Mixer's minimum requirements for partnership application do not include concurrent viewers. Why?

We believe that using a singular concurrent viewer count as a hard line minimum for everyone applying for partnership causes more problems than it solves. For example, we've seen it encourage people to play popular games or otherwise garner a "partnership push" crowd that will leave them when they start to stream what they want to. It also causes partners to burnout because they're so worried about the concurrent dip that inevitably comes with taking a little time off. That's not setting our partners up for success!


So how do we judge growth then?

We still use concurrent viewers as a way to measure growth, we just do it as part of the quality review process. This allows us to gauge how well each applicant is growing for the kind of content they provide to the platform. For example, an English or Spanish speaking stream playing a popular game at peak stream hours will most often have significantly more concurrent viewers than a non-English stream or any non-game or variety stream.

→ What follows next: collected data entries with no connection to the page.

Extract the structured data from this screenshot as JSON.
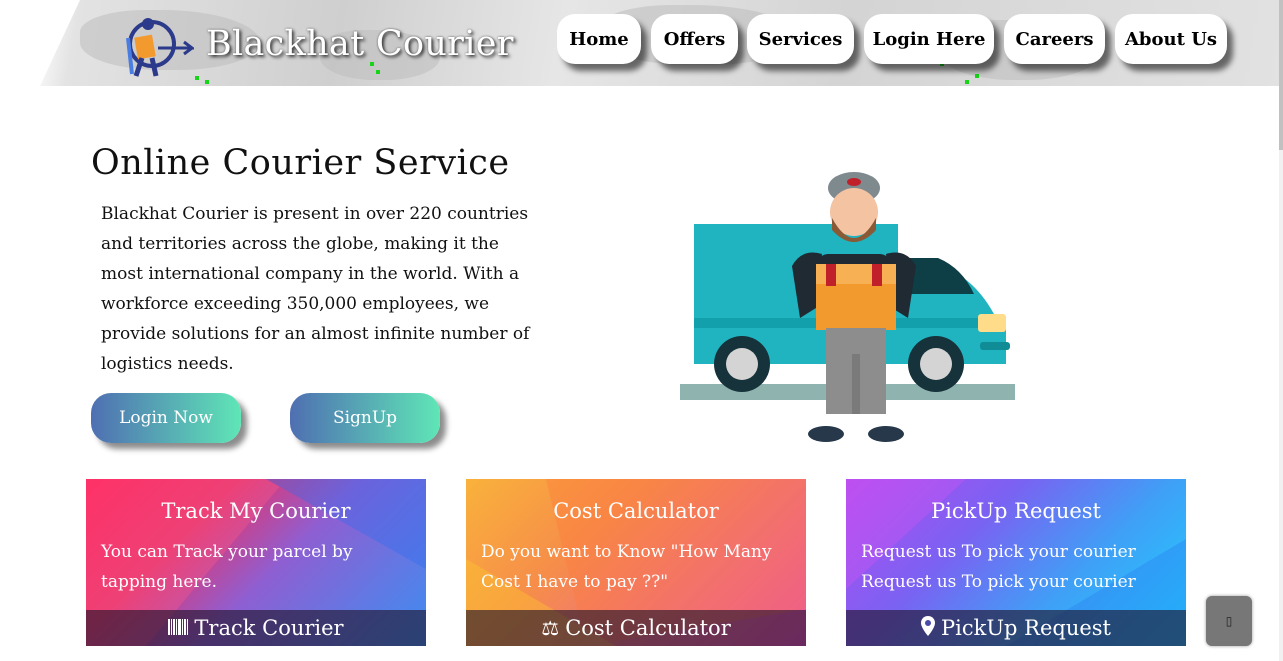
{
  "header": {
    "brand": "Blackhat Courier",
    "logo_icon": "courier-logo-icon",
    "nav": [
      {
        "label": "Home"
      },
      {
        "label": "Offers"
      },
      {
        "label": "Services"
      },
      {
        "label": "Login Here"
      },
      {
        "label": "Careers"
      },
      {
        "label": "About Us"
      }
    ]
  },
  "hero": {
    "title": "Online Courier Service",
    "text": "Blackhat Courier is present in over 220 countries and territories across the globe, making it the most international company in the world. With a workforce exceeding 350,000 employees, we provide solutions for an almost infinite number of logistics needs.",
    "login_label": "Login Now",
    "signup_label": "SignUp",
    "illustration": "delivery-man-with-van"
  },
  "cards": [
    {
      "title": "Track My Courier",
      "text": "You can Track your parcel by tapping here.",
      "action_label": "Track Courier",
      "icon": "barcode-icon"
    },
    {
      "title": "Cost Calculator",
      "text": "Do you want to Know \"How Many Cost I have to pay ??\"",
      "action_label": "Cost Calculator",
      "icon": "balance-scale-icon"
    },
    {
      "title": "PickUp Request",
      "text": "Request us To pick your courier Request us To pick your courier",
      "action_label": "PickUp Request",
      "icon": "map-marker-icon"
    }
  ],
  "colors": {
    "cta_gradient_start": "#4f6fb2",
    "cta_gradient_end": "#5fe6b6",
    "van": "#1fb4c0"
  }
}
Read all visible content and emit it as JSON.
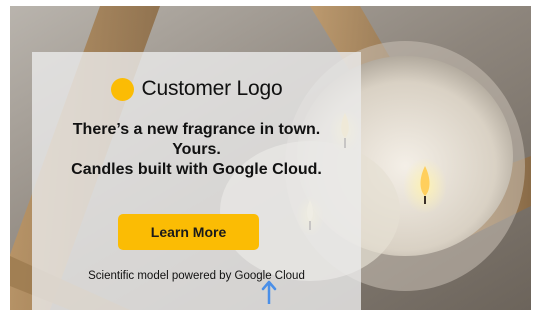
{
  "ad": {
    "logo_text": "Customer Logo",
    "headline": [
      "There’s a new fragrance in town.",
      "Yours.",
      "Candles built with Google Cloud."
    ],
    "cta_label": "Learn More",
    "disclaimer": "Scientific model powered by Google Cloud"
  },
  "colors": {
    "accent": "#fbbc04",
    "panel": "#ebebeb",
    "text": "#111111",
    "cursor": "#4a8fe8"
  },
  "icons": {
    "logo": "yellow-circle",
    "cursor": "arrow-up"
  }
}
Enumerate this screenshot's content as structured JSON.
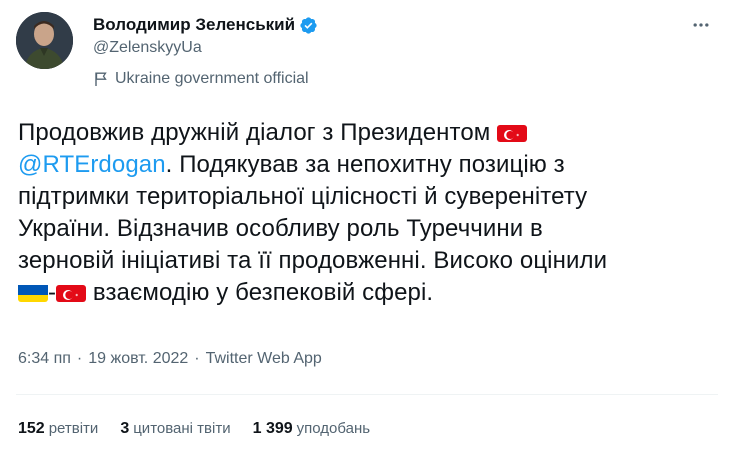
{
  "author": {
    "display_name": "Володимир Зеленський",
    "handle": "@ZelenskyyUa",
    "affiliation": "Ukraine government official"
  },
  "tweet": {
    "line1": "Продовжив дружній діалог з Президентом",
    "mention": "@RTErdogan",
    "line2_rest": ". Подякував за непохитну позицію з",
    "line3": "підтримки територіальної цілісності й суверенітету",
    "line4": "України. Відзначив особливу роль Туреччини в",
    "line5": "зерновій ініціативі та її продовженні. Високо оцінили",
    "dash": "-",
    "line6_rest": " взаємодію у безпековій сфері."
  },
  "meta": {
    "time": "6:34 пп",
    "sep": "·",
    "date": "19 жовт. 2022",
    "source": "Twitter Web App"
  },
  "stats": {
    "retweets_count": "152",
    "retweets_label": "ретвіти",
    "quotes_count": "3",
    "quotes_label": "цитовані твіти",
    "likes_count": "1 399",
    "likes_label": "уподобань"
  },
  "colors": {
    "accent": "#1d9bf0",
    "text": "#0f1419",
    "secondary": "#536471",
    "turkey_red": "#e30a17",
    "ukraine_blue": "#0057b7",
    "ukraine_yellow": "#ffd700"
  },
  "icons": {
    "verified": "verified-badge-icon",
    "more": "more-dots-icon",
    "affiliation": "flag-outline-icon"
  }
}
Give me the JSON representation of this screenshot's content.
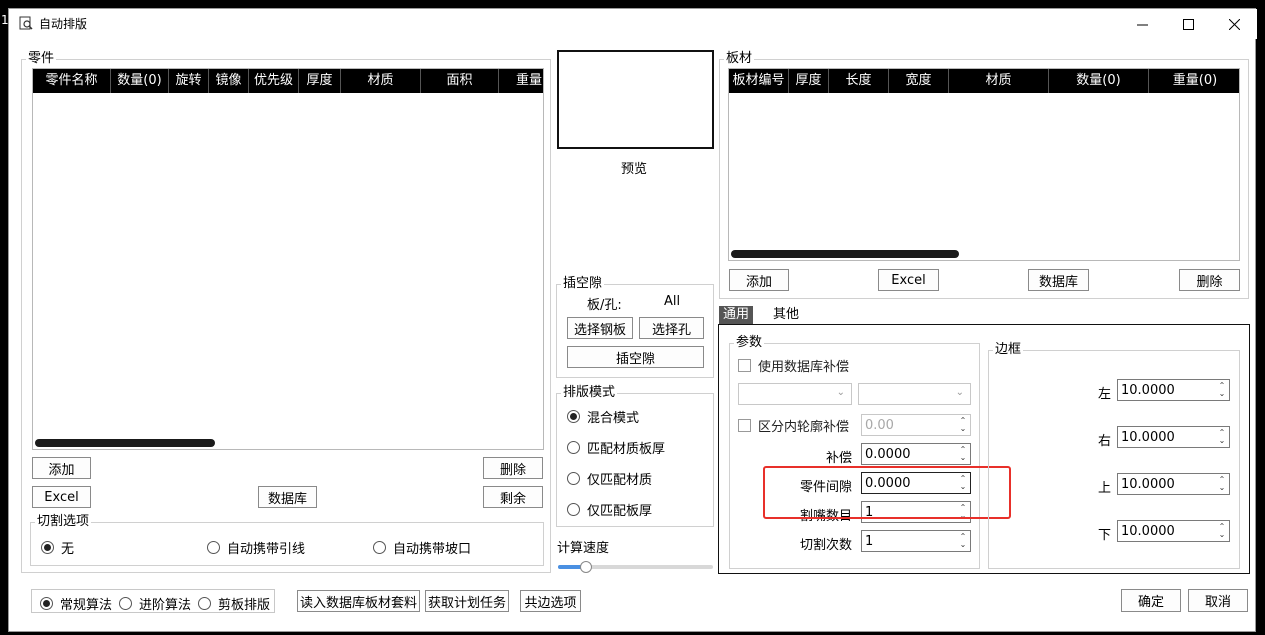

How can someone judge their own growth?

It's pretty easy: open up the Mixer front page, and filter out the browse results based on the game(s) or genre(s) you stream. Look at the top few rows of streams. What are their numbers? Where do you fall in that range? Do this at different times of day, and a few times over the course of a week or two and you'll get a good idea of what our expectations will be.

Partners should be leading the pack in their genre, as a general rule. You don't have to be in the top 5 (though if you are, please reach out to us!), but your stream analytics should be showing a consistent and upward trend over time.